Creative expressions: Daybreak's best art exhibits

"...isms: Unlocking Art's Mysteries" at the Florence Griswold Museum, Old Lyme

It's happened to a lot of people: you hear someone discussing art as an example of a certain "ism" - luminism, perhaps, or social realism - and you're not quite sure exactly what that terms means. This Flo Gris exhibition explored all sorts of those categories, explaining them well and showing fabulous examples. So educational and so cool.

- Kristina Dorsey

'Comic Art Indigene' at the Mashantucket Pequot Museum

Comic art isn't likely what first comes to mind when one thinks about Native-American visual art and storytelling, and yet many contemporary native artists use the medium to articulate their views on politics, identity and culture.

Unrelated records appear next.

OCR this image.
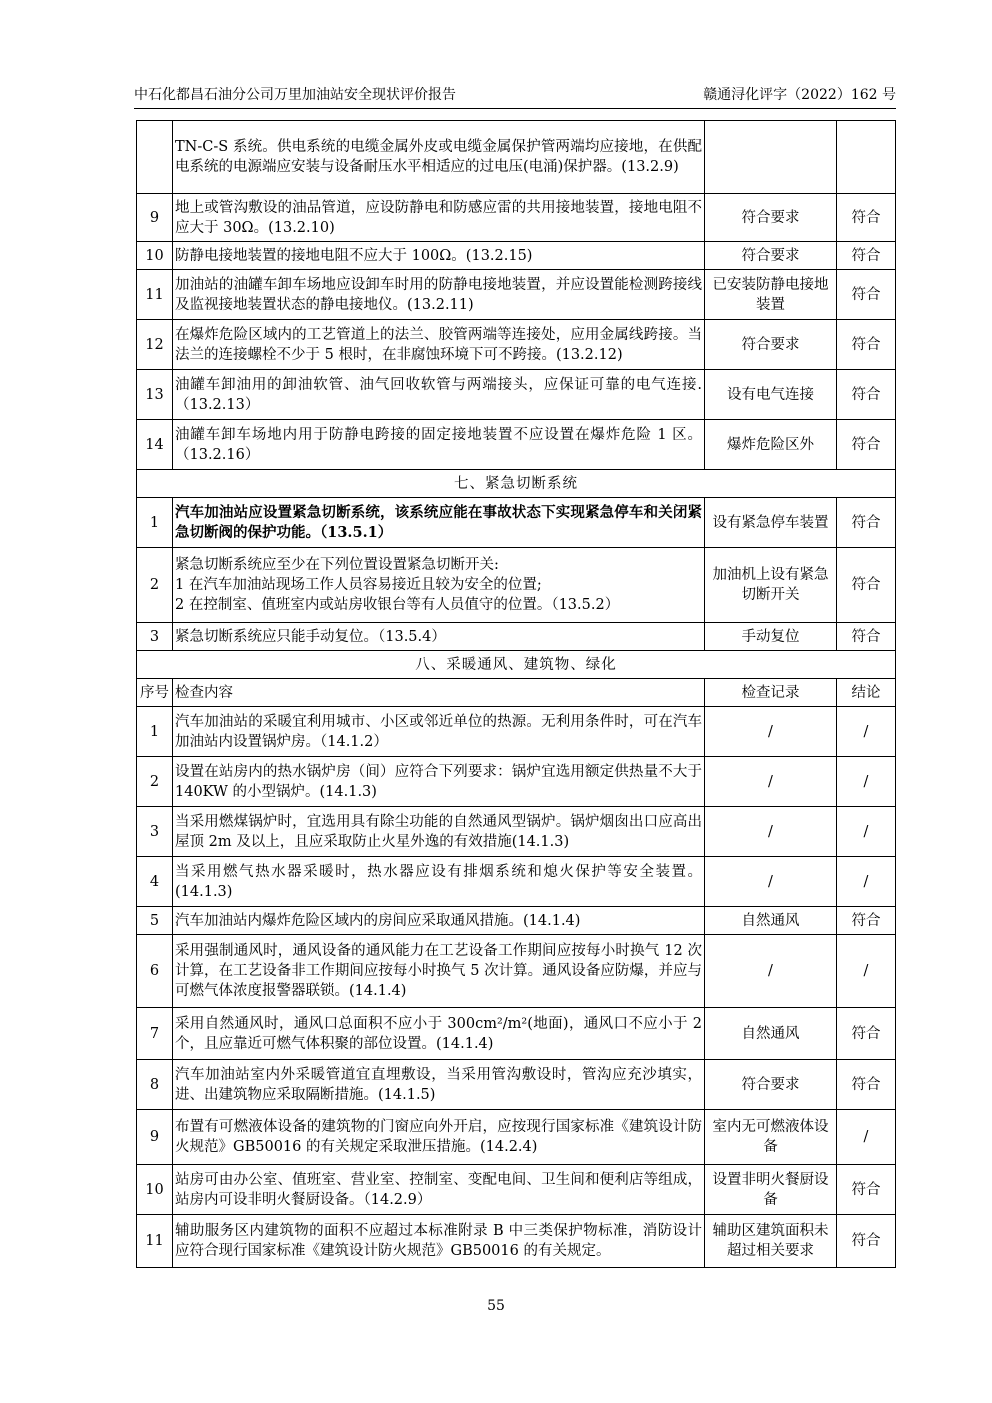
中石化都昌石油分公司万里加油站安全现状评价报告	赣通浔化评字（2022）162 号
	TN-C-S 系统。供电系统的电缆金属外皮或电缆金属保护管两端均应接地，在供配电系统的电源端应安装与设备耐压水平相适应的过电压(电涌)保护器。(13.2.9)		
9	地上或管沟敷设的油品管道，应设防静电和防感应雷的共用接地装置，接地电阻不应大于 30Ω。(13.2.10)	符合要求	符合
10	防静电接地装置的接地电阻不应大于 100Ω。(13.2.15)	符合要求	符合
11	加油站的油罐车卸车场地应设卸车时用的防静电接地装置，并应设置能检测跨接线及监视接地装置状态的静电接地仪。(13.2.11)	已安装防静电接地装置	符合
12	在爆炸危险区域内的工艺管道上的法兰、胶管两端等连接处，应用金属线跨接。当法兰的连接螺栓不少于 5 根时，在非腐蚀环境下可不跨接。(13.2.12)	符合要求	符合
13	油罐车卸油用的卸油软管、油气回收软管与两端接头，应保证可靠的电气连接.（13.2.13）	设有电气连接	符合
14	油罐车卸车场地内用于防静电跨接的固定接地装置不应设置在爆炸危险 1 区。（13.2.16）	爆炸危险区外	符合
七、紧急切断系统			
1	汽车加油站应设置紧急切断系统，该系统应能在事故状态下实现紧急停车和关闭紧急切断阀的保护功能。（13.5.1）	设有紧急停车装置	符合
2	紧急切断系统应至少在下列位置设置紧急切断开关:
1 在汽车加油站现场工作人员容易接近且较为安全的位置;
2 在控制室、值班室内或站房收银台等有人员值守的位置。（13.5.2）	加油机上设有紧急切断开关	符合
3	紧急切断系统应只能手动复位。（13.5.4）	手动复位	符合
八、采暖通风、建筑物、绿化			
序号	检查内容	检查记录	结论
1	汽车加油站的采暖宜利用城市、小区或邻近单位的热源。无利用条件时，可在汽车加油站内设置锅炉房。（14.1.2）	/	/
2	设置在站房内的热水锅炉房（间）应符合下列要求：锅炉宜选用额定供热量不大于 140KW 的小型锅炉。(14.1.3)	/	/
3	当采用燃煤锅炉时，宜选用具有除尘功能的自然通风型锅炉。锅炉烟囱出口应高出屋顶 2m 及以上，且应采取防止火星外逸的有效措施(14.1.3)	/	/
4	当采用燃气热水器采暖时，热水器应设有排烟系统和熄火保护等安全装置。(14.1.3)	/	/
5	汽车加油站内爆炸危险区域内的房间应采取通风措施。(14.1.4)	自然通风	符合
6	采用强制通风时，通风设备的通风能力在工艺设备工作期间应按每小时换气 12 次计算，在工艺设备非工作期间应按每小时换气 5 次计算。通风设备应防爆，并应与可燃气体浓度报警器联锁。(14.1.4)	/	/
7	采用自然通风时，通风口总面积不应小于 300cm²/m²(地面)，通风口不应小于 2 个，且应靠近可燃气体积聚的部位设置。(14.1.4)	自然通风	符合
8	汽车加油站室内外采暖管道宜直埋敷设，当采用管沟敷设时，管沟应充沙填实，进、出建筑物应采取隔断措施。(14.1.5)	符合要求	符合
9	布置有可燃液体设备的建筑物的门窗应向外开启，应按现行国家标准《建筑设计防火规范》GB50016 的有关规定采取泄压措施。(14.2.4)	室内无可燃液体设备	/
10	站房可由办公室、值班室、营业室、控制室、变配电间、卫生间和便利店等组成，站房内可设非明火餐厨设备。（14.2.9）	设置非明火餐厨设备	符合
11	辅助服务区内建筑物的面积不应超过本标准附录 B 中三类保护物标准，消防设计应符合现行国家标准《建筑设计防火规范》GB50016 的有关规定。	辅助区建筑面积未超过相关要求	符合
55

This past summer, bold and colorful works by 20 artists were represented in "Comic Art Indigene," an exhibition organized by the Museum of Indian Arts and Culture/Laboratory of Sante Fe, New Mexico. The show was on view for the first time in New England at the Mashantucket Pequot Museum & Research Center. The fascinating exhibit spanned past and present by including photographs of rock art, ledger art and ceramics with present-day comic and illustrative art. The museum localized the exhibit with work by artists from southeastern Connecticut.

-Amy J. Barry

"DINOTOPIA: Art, Science, and Imagination" at the Lyman Allyn Art Museum, New London

This Lyman Allyn show, which is on view through Feb. 2, examines the artwork of James Gurney, who is the author and illustrator of the famous series of "Dinotopia" books about an island where dinosaurs live in peace with humans. While the intricate paintings were fascinating to see, it was interesting, too, to learn about Gurney's process. He is all about using reality as the basis for his fantasy. He travelled to the Grand Canyon, for instance, before he created Dinotopia's Canyon City. He builds models of buildings and creatures, too (some of which are included in this exhibition), so he can illustrate them all with a strong, accurate sense of three-dimensionality.

- Kristina Dorsey

Poetry of the Wild collaborative art project in downtown New London

As flowers bloomed in early spring in and around New London, so did poetry and visual art, as a result of Poetry of the Wild, a project conceived by Ana Flores, an ecological designer and sculptor. Placed throughout the city-from the public library to public parks-poems were displayed inside boxes made by local artists, fabricated of recycled materials. Included were journals for the public to write their responses to the work and the site.

Flores successfully accomplished her mission, which she said was "to find a way to use the arts to connect people to their landscape."

Suzanne Bartels, director of library and information services at Mitchell College, which participated in the project, may have summed it up best: "It's like blogging in nature; natural social networking."

Poetry of the Wild will culminate in two final showings in 2013 in Groton and Mystic. Information to come at www.mysticarts.org

-Amy J. Barry

Renovations at the Slater Memorial Museum, Norwich

If you haven't seen the new Slater, go. The museum underwent a huge transformation during a year-and-a-half renovation project, and the results are dazzling.